What is the best way to communicate with far future human (and/or posthuman) societies? This sounds like a question for science fiction, but I ask it in the context of a pressing issue in environmental ethics: the (very) long-term disposal of high-level spent radioactive fuel. To date, the moral justification for burying the waste underground has hinged on the technical possibilities of communicating a message of warning to people living ten thousand years in the future. I argue that the problem with this approach is not only that it insufficiently acknowledges the inevitable failure of the message (though I also consider this); additionally, it serves to mask deeper ethical reflection on the legacy of human life to the deep future. To remedy this, I consider what it would mean to think about deep-future communication as an act of confession. What are the advantages of this category, ethically and politically, over that of warning or instruction?
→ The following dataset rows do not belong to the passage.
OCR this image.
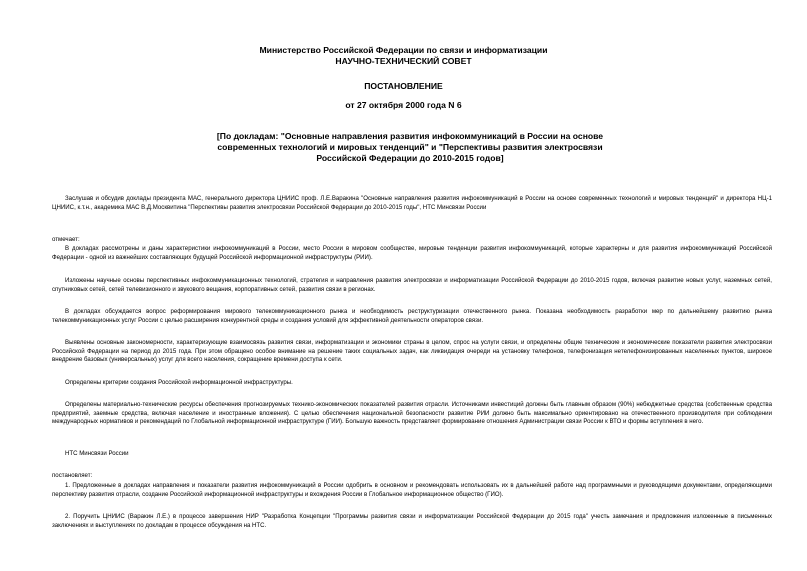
Министерство Российской Федерации по связи и информатизации
НАУЧНО-ТЕХНИЧЕСКИЙ СОВЕТ
ПОСТАНОВЛЕНИЕ
от 27 октября 2000 года N 6
[По докладам: "Основные направления развития инфокоммуникаций в России на основе современных технологий и мировых тенденций" и "Перспективы развития электросвязи Российской Федерации до 2010-2015 годов]
Заслушав и обсудив доклады президента МАС, генерального директора ЦНИИС проф. Л.Е.Варакина "Основные направления развития инфокоммуникаций в России на основе современных технологий и мировых тенденций" и директора НЦ-1 ЦНИИС, к.т.н., академика МАС В.Д.Москвитина "Перспективы развития электросвязи Российской Федерации до 2010-2015 годы", НТС Минсвязи России
отмечает:
В докладах рассмотрены и даны характеристики инфокоммуникаций в России, место России в мировом сообществе, мировые тенденции развития инфокоммуникаций, которые характерны и для развития инфокоммуникаций Российской Федерации - одной из важнейших составляющих будущей Российской информационной инфраструктуры (РИИ).
Изложены научные основы перспективных инфокоммуникационных технологий, стратегия и направления развития электросвязи и информатизации Российской Федерации до 2010-2015 годов, включая развитие новых услуг, наземных сетей, спутниковых сетей, сетей телевизионного и звукового вещания, корпоративных сетей, развития связи в регионах.
В докладах обсуждается вопрос реформирования мирового телекоммуникационного рынка и необходимость реструктуризации отечественного рынка. Показана необходимость разработки мер по дальнейшему развитию рынка телекоммуникационных услуг России с целью расширения конкурентной среды и создания условий для эффективной деятельности операторов связи.
Выявлены основные закономерности, характеризующие взаимосвязь развития связи, информатизации и экономики страны в целом, спрос на услуги связи, и определены общие технические и экономические показатели развития электросвязи Российской Федерации на период до 2015 года. При этом обращено особое внимание на решение таких социальных задач, как ликвидация очереди на установку телефонов, телефонизация нетелефонизированных населенных пунктов, широкое внедрение базовых (универсальных) услуг для всего населения, сокращение времени доступа к сети.
Определены критерии создания Российской информационной инфраструктуры.
Определены материально-технические ресурсы обеспечения прогнозируемых технико-экономических показателей развития отрасли. Источниками инвестиций должны быть главным образом (90%) небюджетные средства (собственные средства предприятий, заемные средства, включая население и иностранные вложения). С целью обеспечения национальной безопасности развитие РИИ должно быть максимально ориентировано на отечественного производителя при соблюдении международных нормативов и рекомендаций по Глобальной информационной инфраструктуре (ГИИ). Большую важность представляет формирование отношения Администрации связи России к ВТО и формы вступления в него.
НТС Минсвязи России
постановляет:
1. Предложенные в докладах направления и показатели развития инфокоммуникаций в России одобрить в основном и рекомендовать использовать их в дальнейшей работе над программными и руководящими документами, определяющими перспективу развития отрасли, создание Российской информационной инфраструктуры и вхождения России в Глобальное информационное общество (ГИО).
2. Поручить ЦНИИС (Варакин Л.Е.) в процессе завершения НИР "Разработка Концепции "Программы развития связи и информатизации Российской Федерации до 2015 года" учесть замечания и предложения изложенные в письменных заключениях и выступлениях по докладам в процессе обсуждения на НТС.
I draw upon the classic theological and philosophical exploration of the confession in that of Saint Augustine and subsequently in Derrida’s mimicking of him, in the light of which I consider the ethics of confession and witness as being haunted by the legacy of one’s actions into deep time. Notwithstanding its critical reception among certain philosophers, a confessing tone may become increasingly pertinent to activists, artists, and faith communities making sense of humanity’s ethical commitments in deep time. (Text from author’s abstract)

© Stefan Skrimshire 2018. Environmental Humanities is available online only and is published under a Creative Commons license (CC BY-NC-ND 3.0).